- Raduje mnie widok wielu kobiet, które dzielą niektóre obowiązki duszpasterskie z księżmi - mówił w sobotę papież Franciszek podczas spotkania z członkiniami Włoskiego Centrum Kobiecego. Ojciec Święty podkreślał szczególną rolę kobiet, bez których Kościół nie mógłby w ten sam sposób pomagać potrzebującym i dbać o rodziny.
- Wyraziłem pragnienie, by powiększyła się przestrzeń bardziej zdecydowanej i wyrazistej kobiecej obecności w Kościele - mówił papież Franciszek do Włoszek przybyłych na specjalną audiencję dla kobiet. Ojciec Święty podkreślał, że lepszemu docenieniu miejsca kobiet w Kościele poświęca sporo uwagi w swojej pierwszej adhortacji "Evangelii gaudium".
Zwracając się do działaczek Włoskiego Centrum Kobiecego papież zauważył, że na przestrzeni ostatnich dziesięcioleci nastąpiło tyle przemian kulturowych i społecznych, iż nie można dziś nie dostrzegać konieczności weryfikowania tradycyjnych niegdyś reguł dotyczących miejsca kobiet.
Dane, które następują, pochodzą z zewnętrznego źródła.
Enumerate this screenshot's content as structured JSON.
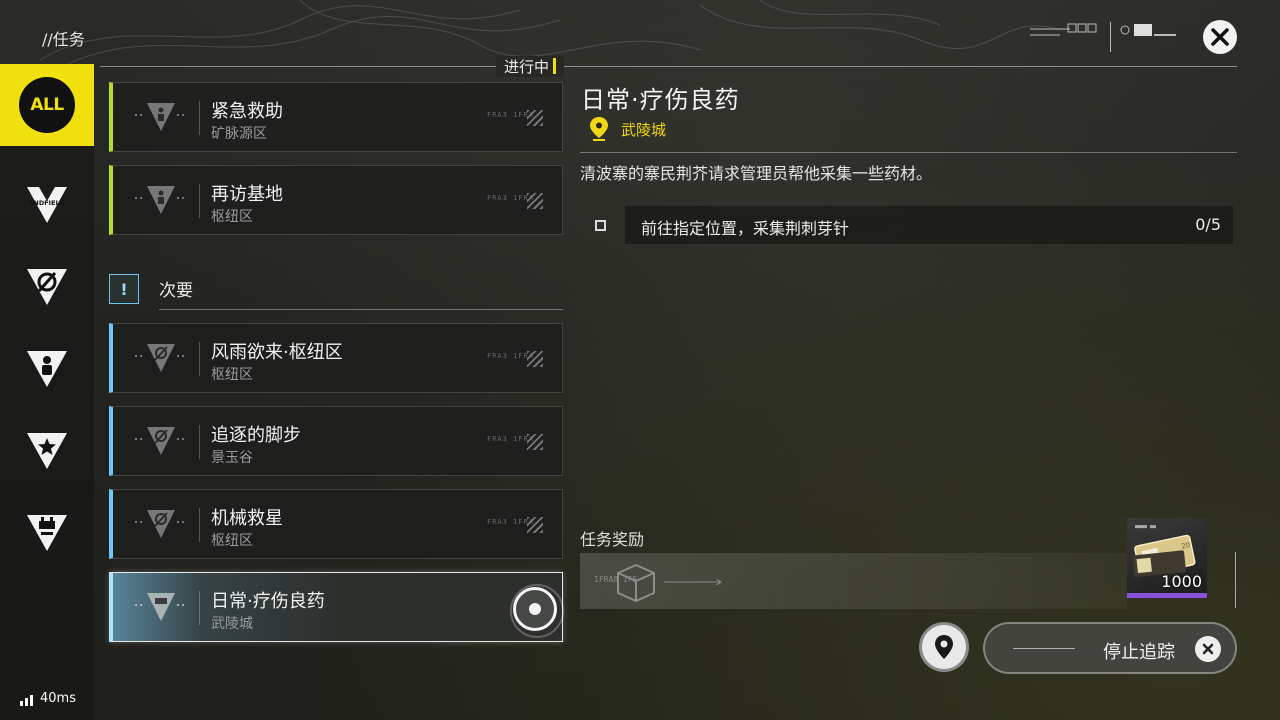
{
  "header": {
    "breadcrumb": "//任务"
  },
  "status_header": "进行中",
  "sidebar": {
    "categories": [
      {
        "id": "all",
        "label": "ALL",
        "active": true
      },
      {
        "id": "endfield",
        "label": "ENDFIELD",
        "icon": "endfield-icon"
      },
      {
        "id": "explore",
        "icon": "slash-circle-icon"
      },
      {
        "id": "character",
        "icon": "person-icon"
      },
      {
        "id": "star",
        "icon": "star-icon"
      },
      {
        "id": "facility",
        "icon": "battery-icon"
      }
    ]
  },
  "quests": {
    "main": [
      {
        "title": "紧急救助",
        "region": "矿脉源区",
        "code": "FRA3 1FRA"
      },
      {
        "title": "再访基地",
        "region": "枢纽区",
        "code": "FRA3 1FRA"
      }
    ],
    "secondary_label": "次要",
    "secondary_icon": "!",
    "secondary": [
      {
        "title": "风雨欲来·枢纽区",
        "region": "枢纽区",
        "code": "FRA3 1FRA"
      },
      {
        "title": "追逐的脚步",
        "region": "景玉谷",
        "code": "FRA3 1FRA"
      },
      {
        "title": "机械救星",
        "region": "枢纽区",
        "code": "FRA3 1FRA"
      },
      {
        "title": "日常·疗伤良药",
        "region": "武陵城",
        "code": "FRA3 1FRA",
        "selected": true
      }
    ]
  },
  "detail": {
    "title": "日常·疗伤良药",
    "location": "武陵城",
    "description": "清波寨的寨民荆芥请求管理员帮他采集一些药材。",
    "objective": {
      "text": "前往指定位置，采集荆刺芽针",
      "progress": "0/5"
    },
    "reward_label": "任务奖励",
    "reward_code": "1FRA8 1F5",
    "reward_item": {
      "quantity": "1000",
      "rarity_color": "#8a52d8"
    }
  },
  "actions": {
    "track_label": "停止追踪"
  },
  "network": {
    "ping": "40ms"
  },
  "colors": {
    "accent": "#f0e10e",
    "main_quest": "#b4dc2a",
    "side_quest": "#6fc6f2"
  }
}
Nie tylko w Kościele, ale i w społeczeństwie.
- Te nowe otwarte przestrzenie i obowiązki, które - czego gorąco pragnę - będą mogły dalej się rozszerzać na nowe pola obecności i działalności kobiet, tak w środowisku kościelnym, jak i obywatelskim i zawodowym, nie mogą prowadzić do zapomnienia niezastąpionej roli kobiety w rodzinie - przypominaj jednak przywódca Stolicy Apostolskiej.
Ojciec Święty nie zamierza jednak narzucać kobietom określonego sposobu na to, by dokonywać właściwego wyboru między obowiązkami w społeczeństwie a tymi, które wiążą się z życiem rodzinny. Zdaniem papieża Franciszka, w uporaniu się z tym dylematem kobiety wierzące powinny poradzić sobie po prostu dzięki żarliwej modlitwie.